By Craddock the Hunter
There are no hard and fast rules to divide the so-called "monsters" from more natural beasts. My catalog encompasses all known classes of inhuman creatures which wield magic or possess sentience, the hideous undead, and entities known to be summoned from planes of existence alien to us. Some of the creatures listed below are neither magical, intelligent nor alien, but are included because they are known or regarded by the wise as being the creations of enchantment or manifestations of natural magics — I speak of the reaper, the sea serpent, and of rats, spiders and suchlike vermin of unusual size. A few, like the slimes, may well be creatures wholly natural, but are included because they are seldom found outside the habitats of other monsters, and therefore seldom encountered save by those like myself who seek out such dens.

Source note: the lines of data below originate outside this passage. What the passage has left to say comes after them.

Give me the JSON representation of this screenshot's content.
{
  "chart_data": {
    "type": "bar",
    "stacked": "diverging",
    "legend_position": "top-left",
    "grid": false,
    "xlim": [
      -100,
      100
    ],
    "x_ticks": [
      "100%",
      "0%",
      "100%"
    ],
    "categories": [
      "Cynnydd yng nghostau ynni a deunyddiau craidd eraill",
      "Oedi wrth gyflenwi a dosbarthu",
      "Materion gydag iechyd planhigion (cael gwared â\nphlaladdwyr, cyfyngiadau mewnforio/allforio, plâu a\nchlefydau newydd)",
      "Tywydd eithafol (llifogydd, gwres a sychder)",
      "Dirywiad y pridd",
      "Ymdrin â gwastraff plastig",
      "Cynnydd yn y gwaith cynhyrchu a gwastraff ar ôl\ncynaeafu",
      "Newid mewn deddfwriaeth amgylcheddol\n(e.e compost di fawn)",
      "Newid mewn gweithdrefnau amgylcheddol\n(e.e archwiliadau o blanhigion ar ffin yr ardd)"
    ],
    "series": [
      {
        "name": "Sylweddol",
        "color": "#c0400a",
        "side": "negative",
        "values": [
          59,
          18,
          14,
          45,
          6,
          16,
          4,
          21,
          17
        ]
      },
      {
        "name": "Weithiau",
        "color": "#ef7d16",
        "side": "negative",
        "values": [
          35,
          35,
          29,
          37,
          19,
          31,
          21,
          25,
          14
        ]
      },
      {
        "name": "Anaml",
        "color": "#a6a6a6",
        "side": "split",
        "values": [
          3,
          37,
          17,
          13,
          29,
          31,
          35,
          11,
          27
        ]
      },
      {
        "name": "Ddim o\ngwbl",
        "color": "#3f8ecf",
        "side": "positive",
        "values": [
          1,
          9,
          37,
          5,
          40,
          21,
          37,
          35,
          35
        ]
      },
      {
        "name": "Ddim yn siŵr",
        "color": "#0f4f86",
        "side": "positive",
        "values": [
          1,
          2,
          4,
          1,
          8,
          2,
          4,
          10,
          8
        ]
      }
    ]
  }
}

If I have learned anything in my years of errant hunting, it is that the monstrous does not always equate with the evil or the daemonic. Many of the creatures below want nothing from man save that we stay well away from their demesne. Yet even as the mountain cat, which may rule the forest but must be slain in the sheep meadow, it happens betimes that mankind and "monsters" become inimical, and cannot exist in close quarters. It then becomes my function (or, more correctly now, the function of those who follow my path), to adjust the balance of nature in favor of our race. Nonetheless, as one who has seen these creatures in all their splendor and terror, I would not see them pass from the earth utterly. Even the grisly undead sometimes exist to fulfill a useful function of retribution or just vengeance. In extending his dominion over the land, I trust that man will always remember to leave space for those creatures he shares it with, even the strangest ones.